A buganvília caiu
Nos últimos dias não consigo escrever sobre quase nada. A minha vontade é apenas repetir, vezes sem conta, que a buganvília caiu.
Há acontecimentos tristes que não chamam a escrita. Chamam outras coisas. Sobretudo abraços. A partida da minha tia foi assim. Uso o eufemismo porque ainda estou e estamos a lidar com isto. Tem sido uma Primavera agreste. Com esta tristeza por sentirmos que foi embora a melhor de nós. Desde então, parece que todas as coisas que existem estão diferentes. Afinal, é verdade que a paisagem pode mudar, mesmo se estivermos muito quietos. E está tudo mais ventoso, mais acre, mais vazio.

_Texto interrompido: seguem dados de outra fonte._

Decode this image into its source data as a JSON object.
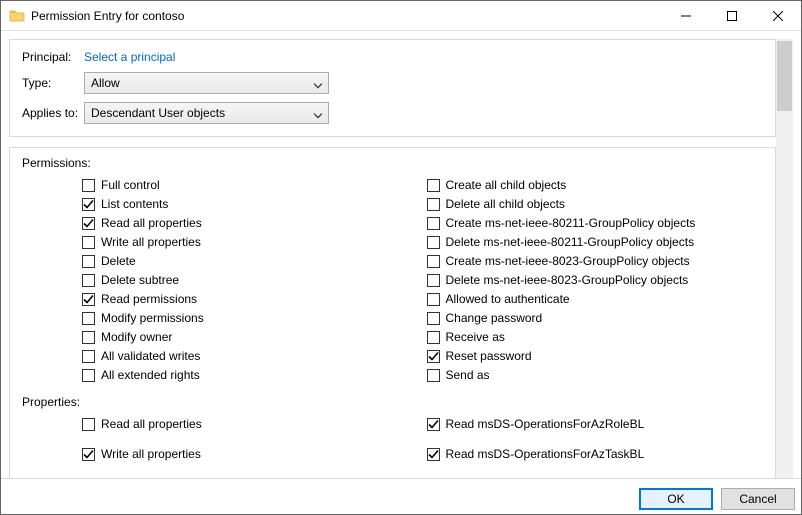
{
  "window": {
    "title": "Permission Entry for contoso"
  },
  "header": {
    "principal_label": "Principal:",
    "principal_link": "Select a principal",
    "type_label": "Type:",
    "type_value": "Allow",
    "applies_label": "Applies to:",
    "applies_value": "Descendant User objects"
  },
  "sections": {
    "permissions_label": "Permissions:",
    "properties_label": "Properties:"
  },
  "permissions_left": [
    {
      "label": "Full control",
      "checked": false
    },
    {
      "label": "List contents",
      "checked": true
    },
    {
      "label": "Read all properties",
      "checked": true
    },
    {
      "label": "Write all properties",
      "checked": false
    },
    {
      "label": "Delete",
      "checked": false
    },
    {
      "label": "Delete subtree",
      "checked": false
    },
    {
      "label": "Read permissions",
      "checked": true
    },
    {
      "label": "Modify permissions",
      "checked": false
    },
    {
      "label": "Modify owner",
      "checked": false
    },
    {
      "label": "All validated writes",
      "checked": false
    },
    {
      "label": "All extended rights",
      "checked": false
    }
  ],
  "permissions_right": [
    {
      "label": "Create all child objects",
      "checked": false
    },
    {
      "label": "Delete all child objects",
      "checked": false
    },
    {
      "label": "Create ms-net-ieee-80211-GroupPolicy objects",
      "checked": false
    },
    {
      "label": "Delete ms-net-ieee-80211-GroupPolicy objects",
      "checked": false
    },
    {
      "label": "Create ms-net-ieee-8023-GroupPolicy objects",
      "checked": false
    },
    {
      "label": "Delete ms-net-ieee-8023-GroupPolicy objects",
      "checked": false
    },
    {
      "label": "Allowed to authenticate",
      "checked": false
    },
    {
      "label": "Change password",
      "checked": false
    },
    {
      "label": "Receive as",
      "checked": false
    },
    {
      "label": "Reset password",
      "checked": true
    },
    {
      "label": "Send as",
      "checked": false
    }
  ],
  "properties_left": [
    {
      "label": "Read all properties",
      "checked": false
    },
    {
      "label": "Write all properties",
      "checked": true
    }
  ],
  "properties_right": [
    {
      "label": "Read msDS-OperationsForAzRoleBL",
      "checked": true
    },
    {
      "label": "Read msDS-OperationsForAzTaskBL",
      "checked": true
    }
  ],
  "footer": {
    "ok": "OK",
    "cancel": "Cancel"
  }
}
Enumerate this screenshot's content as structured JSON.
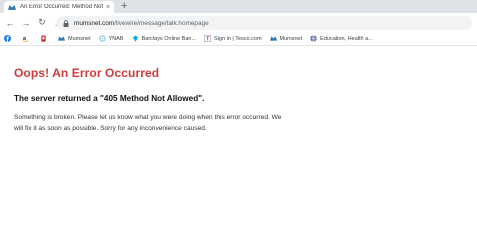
{
  "tab": {
    "title": "An Error Occurred: Method Not A",
    "close_glyph": "×",
    "new_tab_glyph": "+"
  },
  "toolbar": {
    "back_glyph": "←",
    "forward_glyph": "→",
    "reload_glyph": "↻",
    "home_glyph": "⌂",
    "url_host": "mumsnet.com",
    "url_path": "/livewire/message/talk.homepage"
  },
  "bookmarks": [
    {
      "label": "",
      "icon": "facebook-icon",
      "color": "#1877f2"
    },
    {
      "label": "",
      "icon": "amazon-icon",
      "color": "#222222"
    },
    {
      "label": "",
      "icon": "bookmark-icon-red",
      "color": "#c62828"
    },
    {
      "label": "Mumsnet",
      "icon": "mumsnet-icon",
      "color": "#2a7ab8"
    },
    {
      "label": "YNAB",
      "icon": "ynab-icon",
      "color": "#85c3e9"
    },
    {
      "label": "Barclays Online Ban...",
      "icon": "barclays-icon",
      "color": "#00aeef"
    },
    {
      "label": "Sign in | Tesco.com",
      "icon": "tesco-icon",
      "color": "#ee1c2e"
    },
    {
      "label": "Mumsnet",
      "icon": "mumsnet-icon",
      "color": "#2a7ab8"
    },
    {
      "label": "Education, Health a...",
      "icon": "globe-icon",
      "color": "#4a5ea8"
    }
  ],
  "page": {
    "title": "Oops! An Error Occurred",
    "subtitle": "The server returned a \"405 Method Not Allowed\".",
    "message": "Something is broken. Please let us know what you were doing when this error occurred. We will fix it as soon as possible. Sorry for any inconvenience caused."
  }
}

O mais difícil de tudo, ver um pai, tios e primos a chorar. Prefiro não ir por esse caminho, até porque a tia Paula nunca foi por esse caminho.
Posso contar que na noite em que ela nos deixou, a buganvília do meu pequeno jardim caiu. Soltou-se da parede e caiu no chão. Quando, após ter recebido a notícia, saí de casa, vi que a árvore estava no chão, e quase me juntei a ela.
Muito haveria para dizer do maior exemplo de mulher que conheci. Sempre representou o equilíbrio, a bondade e a justiça que não vi em mais ninguém.
Mas ela, com a sua elegância, gostaria que eu falasse de outros temas. Sabia dar valor às coisas pequeninas, com a sabedoria de quem percebe que são, muitas vezes, as melhores.
Nos dias finais deu-me os brincos, lindos, pequeninos, que agora têm qualquer coisa de talismã. Pediu os gelados de que mais gostávamos e que são, também, pequenos. Partilhámos a irritação pela notícia de que a Magnum ia deixar de os fabricar.
Sim, as maiores coisas vêm em gestos minúsculos.
Entendíamo-nos muito bem as duas. Segredávamos, de mão dada, sobre os outros membros da família. Se eles falavam de doenças e de tragédias, nós ficávamos a cochichar acerca de outros assuntos, irrelevantes, mas que nos deixavam contentes.
A última mensagem que recebemos sua, que já reli muitas vezes, foi a falar de como os jardins do hospital eram bonitos.
Nos últimos dias não consigo escrever sobre quase nada. A minha vontade é apenas repetir, vezes sem conta, que a buganvília caiu.
Mas não há melhor homenagem do que a de fazermos como ela: Não sucumbir, não ceder. E continuarmos sempre a reparar nos nossos jardins.